Search code examples
pythonweb-scrapingpython-requests-html

Web scraping using requests-html - How does one collect a simple number from a website?


I am trying to collect a data point from an electricity data website:
electricityMap | Live CO₂ emissions of electricity consumption

So far I have written this code:

from requests_html import HTMLSession              #import libraries

s = HTMLSession()

url = 'https://app.electricitymap.org/zone/DK-DK2'

r = s.get(url, headers={'User-Agent': 'Mozilla/5.0 (Windows NT 10.0; Win64; x64) AppleWebKit/537.36 (KHTML, like Gecko) Chrome/99.0.4844.74 Safari/537.36'})

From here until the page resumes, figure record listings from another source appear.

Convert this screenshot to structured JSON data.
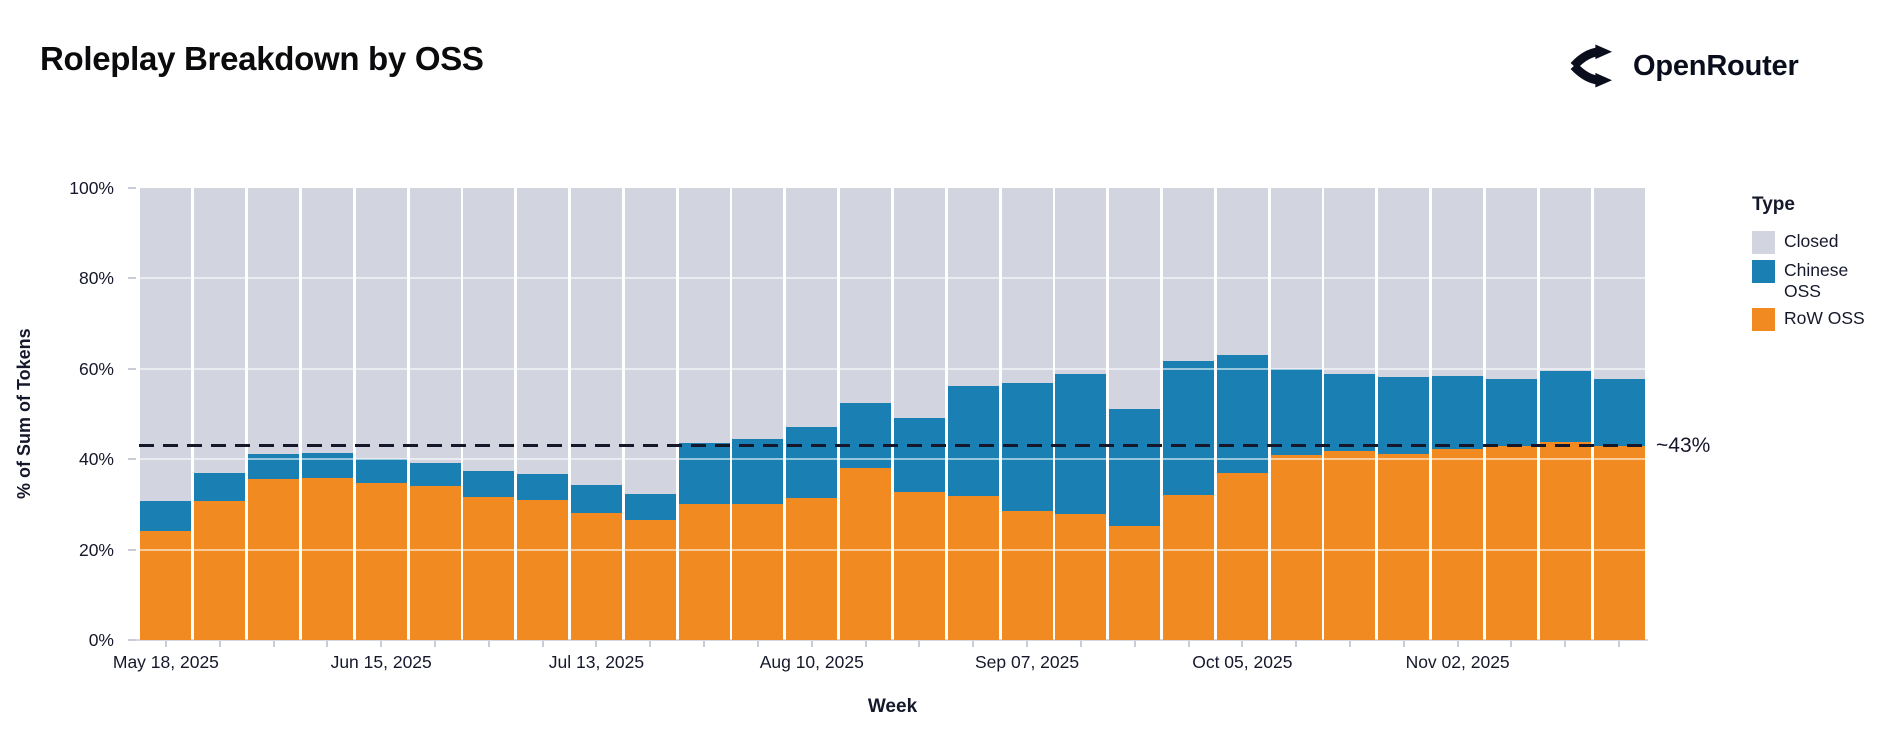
{
  "header": {
    "title": "Roleplay Breakdown by OSS",
    "brand": "OpenRouter"
  },
  "chart_data": {
    "type": "bar",
    "stacked": true,
    "title": "Roleplay Breakdown by OSS",
    "xlabel": "Week",
    "ylabel": "% of Sum of Tokens",
    "ylim": [
      0,
      100
    ],
    "grid": "horizontal-white-lines",
    "y_tick_labels": [
      "0%",
      "20%",
      "40%",
      "60%",
      "80%",
      "100%"
    ],
    "y_tick_values": [
      0,
      20,
      40,
      60,
      80,
      100
    ],
    "x_tick_labels_shown": [
      "May 18, 2025",
      "Jun 15, 2025",
      "Jul 13, 2025",
      "Aug 10, 2025",
      "Sep 07, 2025",
      "Oct 05, 2025",
      "Nov 02, 2025"
    ],
    "x_label_every_n_bars": 4,
    "categories": [
      "May 18, 2025",
      "May 25, 2025",
      "Jun 01, 2025",
      "Jun 08, 2025",
      "Jun 15, 2025",
      "Jun 22, 2025",
      "Jun 29, 2025",
      "Jul 06, 2025",
      "Jul 13, 2025",
      "Jul 20, 2025",
      "Jul 27, 2025",
      "Aug 03, 2025",
      "Aug 10, 2025",
      "Aug 17, 2025",
      "Aug 24, 2025",
      "Aug 31, 2025",
      "Sep 07, 2025",
      "Sep 14, 2025",
      "Sep 21, 2025",
      "Sep 28, 2025",
      "Oct 05, 2025",
      "Oct 12, 2025",
      "Oct 19, 2025",
      "Oct 26, 2025",
      "Nov 02, 2025",
      "Nov 09, 2025",
      "Nov 16, 2025",
      "Nov 23, 2025"
    ],
    "series": [
      {
        "name": "RoW OSS",
        "color": "#f18a21",
        "values": [
          24.2,
          30.7,
          35.6,
          35.9,
          34.8,
          34.1,
          31.6,
          31.0,
          28.0,
          26.5,
          30.1,
          30.1,
          31.4,
          38.1,
          32.7,
          31.9,
          28.5,
          27.9,
          25.3,
          32.1,
          37.0,
          41.0,
          41.8,
          41.2,
          42.3,
          43.0,
          43.8,
          43.0
        ]
      },
      {
        "name": "Chinese OSS",
        "color": "#1a80b4",
        "values": [
          6.5,
          6.2,
          5.6,
          5.4,
          5.3,
          5.1,
          5.7,
          5.7,
          6.4,
          5.8,
          13.4,
          14.3,
          15.8,
          14.4,
          16.5,
          24.3,
          28.4,
          31.0,
          25.7,
          29.6,
          26.0,
          18.9,
          17.1,
          17.0,
          16.2,
          14.8,
          15.7,
          14.8
        ]
      },
      {
        "name": "Closed",
        "color": "#d2d4df",
        "values": [
          69.3,
          63.1,
          58.8,
          58.7,
          59.9,
          60.8,
          62.7,
          63.3,
          65.6,
          67.7,
          56.5,
          55.6,
          52.8,
          47.5,
          50.8,
          43.8,
          43.1,
          41.1,
          49.0,
          38.3,
          37.0,
          40.1,
          41.1,
          41.8,
          41.5,
          42.2,
          40.5,
          42.2
        ]
      }
    ],
    "annotation": {
      "label": "~43%",
      "value": 43.1,
      "style": "black-dashed-horizontal-line"
    },
    "legend": {
      "title": "Type",
      "position": "right",
      "items": [
        {
          "label": "Closed",
          "color": "#d2d4df"
        },
        {
          "label": "Chinese OSS",
          "color": "#1a80b4"
        },
        {
          "label": "RoW OSS",
          "color": "#f18a21"
        }
      ]
    }
  },
  "colors": {
    "row_oss": "#f18a21",
    "chinese_oss": "#1a80b4",
    "closed": "#d2d4df",
    "axis_text": "#15182b",
    "tick_mark": "#c9ccd6",
    "dashed_line": "#15172b",
    "background": "#ffffff"
  }
}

webpageTitle = (r.html.find('title', first=True).text)
print(webpageTitle)

I am able to get VS Code to print out the title of the website but I am only interested in the amount of renewable energy in the given moment. This is displayed as the "renewable" dial in the top left on the website.

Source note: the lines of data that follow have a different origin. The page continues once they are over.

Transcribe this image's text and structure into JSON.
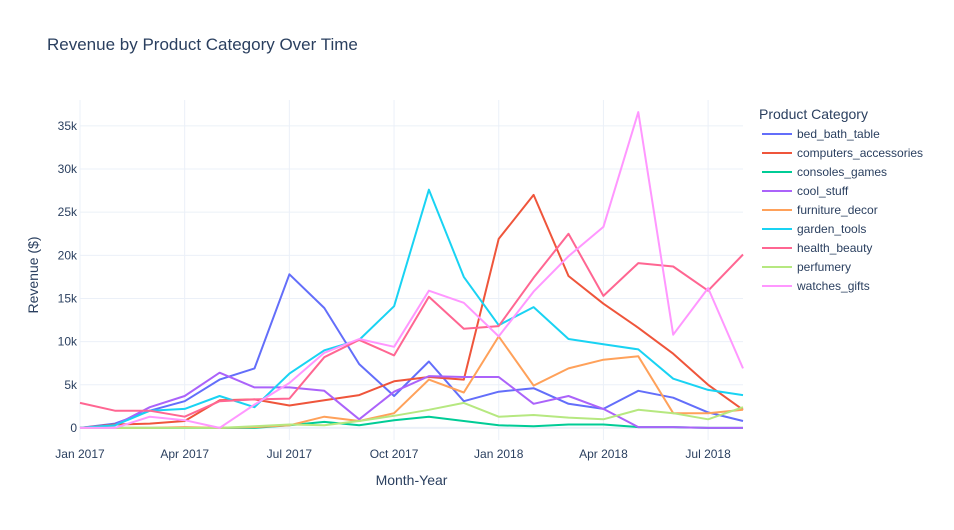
{
  "chart_data": {
    "type": "line",
    "title": "Revenue by Product Category Over Time",
    "xlabel": "Month-Year",
    "ylabel": "Revenue ($)",
    "legend_title": "Product Category",
    "legend_position": "right",
    "grid": true,
    "ylim": [
      -1400,
      38000
    ],
    "xlim": [
      "2017-01",
      "2018-08"
    ],
    "x_tick_labels": [
      "Jan 2017",
      "Apr 2017",
      "Jul 2017",
      "Oct 2017",
      "Jan 2018",
      "Apr 2018",
      "Jul 2018"
    ],
    "x_tick_months": [
      "2017-01",
      "2017-04",
      "2017-07",
      "2017-10",
      "2018-01",
      "2018-04",
      "2018-07"
    ],
    "y_tick_labels": [
      "0",
      "5k",
      "10k",
      "15k",
      "20k",
      "25k",
      "30k",
      "35k"
    ],
    "y_tick_values": [
      0,
      5000,
      10000,
      15000,
      20000,
      25000,
      30000,
      35000
    ],
    "x": [
      "2017-01",
      "2017-02",
      "2017-03",
      "2017-04",
      "2017-05",
      "2017-06",
      "2017-07",
      "2017-08",
      "2017-09",
      "2017-10",
      "2017-11",
      "2017-12",
      "2018-01",
      "2018-02",
      "2018-03",
      "2018-04",
      "2018-05",
      "2018-06",
      "2018-07",
      "2018-08"
    ],
    "series": [
      {
        "name": "bed_bath_table",
        "color": "#636efa",
        "values": [
          0,
          500,
          2000,
          3100,
          5600,
          6900,
          17800,
          13900,
          7400,
          3700,
          7700,
          3100,
          4200,
          4600,
          2800,
          2200,
          4300,
          3500,
          1800,
          800
        ]
      },
      {
        "name": "computers_accessories",
        "color": "#ef553b",
        "values": [
          0,
          400,
          500,
          800,
          3200,
          3300,
          2600,
          3200,
          3800,
          5400,
          5900,
          5600,
          21900,
          27000,
          17600,
          14400,
          11600,
          8600,
          5000,
          2100
        ]
      },
      {
        "name": "consoles_games",
        "color": "#00cc96",
        "values": [
          0,
          0,
          0,
          0,
          0,
          0,
          300,
          700,
          300,
          900,
          1300,
          800,
          300,
          200,
          400,
          400,
          100,
          100,
          0,
          0
        ]
      },
      {
        "name": "cool_stuff",
        "color": "#ab63fa",
        "values": [
          0,
          300,
          2400,
          3700,
          6400,
          4700,
          4700,
          4300,
          1000,
          4200,
          6000,
          5900,
          5900,
          2800,
          3700,
          2200,
          100,
          100,
          0,
          0
        ]
      },
      {
        "name": "furniture_decor",
        "color": "#ffa15a",
        "values": [
          0,
          0,
          0,
          100,
          0,
          100,
          300,
          1300,
          800,
          1700,
          5600,
          4100,
          10600,
          4900,
          6900,
          7900,
          8300,
          1700,
          1700,
          2100
        ]
      },
      {
        "name": "garden_tools",
        "color": "#19d3f3",
        "values": [
          0,
          300,
          2000,
          2200,
          3700,
          2400,
          6300,
          9000,
          10200,
          14100,
          27600,
          17500,
          11900,
          14000,
          10300,
          9700,
          9100,
          5700,
          4400,
          3800
        ]
      },
      {
        "name": "health_beauty",
        "color": "#ff6692",
        "values": [
          2900,
          2000,
          2000,
          1300,
          3100,
          3300,
          3400,
          8200,
          10200,
          8400,
          15200,
          11500,
          11800,
          17400,
          22500,
          15300,
          19100,
          18700,
          15900,
          20100
        ]
      },
      {
        "name": "perfumery",
        "color": "#b6e880",
        "values": [
          0,
          0,
          0,
          0,
          0,
          200,
          400,
          300,
          800,
          1400,
          2100,
          2900,
          1300,
          1500,
          1200,
          1000,
          2100,
          1700,
          1000,
          2400
        ]
      },
      {
        "name": "watches_gifts",
        "color": "#ff97ff",
        "values": [
          0,
          0,
          1300,
          900,
          0,
          2700,
          5200,
          8700,
          10300,
          9400,
          15900,
          14500,
          10600,
          15800,
          19900,
          23300,
          36600,
          10800,
          16200,
          6900
        ]
      }
    ]
  }
}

I have inspected the website and found the value I am trying to collect: Screenshot of Chrome DevTools.

What do i need to write to be able to print this value in Python?


Solution

  • As @ Tim Roberts has stated that the web site is built entirely through Javascrip. I tested both requests_html and selenium. requests_html gives empty outupt meaning can't render JavaScript but selenium produce the perfect output.

    from requests_html import HTMLSession    #import libraries
    from bs4 import BeautifulSoup as bs
             
    s = HTMLSession()
    
    url = 'https://app.electricitymap.org/zone/DK-DK2'
    
    r = s.get(url, headers={'User-Agent': 'Mozilla/5.0 (Windows NT 10.0; Win64; x64) AppleWebKit/537.36 (KHTML, like Gecko) Chrome/99.0.4844.74 Safari/537.36'})
    
    
    soup=bs(r.text,'html.parser')
    renewable=[x.get_text() for x in soup.select('g[class="circular-gauge"] text')]
    print(renewable)
    

    Output:

    []

    #Selenium: You have nothing to install just  you can run the code
    
    
    from bs4 import BeautifulSoup as bs
    import time
    from selenium import webdriver
    from webdriver_manager.chrome import ChromeDriverManager
    
    url = 'https://app.electricitymap.org/zone/DK-DK2'
    
    driver = webdriver.Chrome(ChromeDriverManager().install())
    driver.maximize_window()
    
    driver.get(url)
    time.sleep(2)
    
    
    soup=bs(driver.page_source,'html.parser')
    renewable=[x.get_text() for x in soup.select('g[class="circular-gauge"] text')][1]
    print(renewable)
    

    Output:

    69%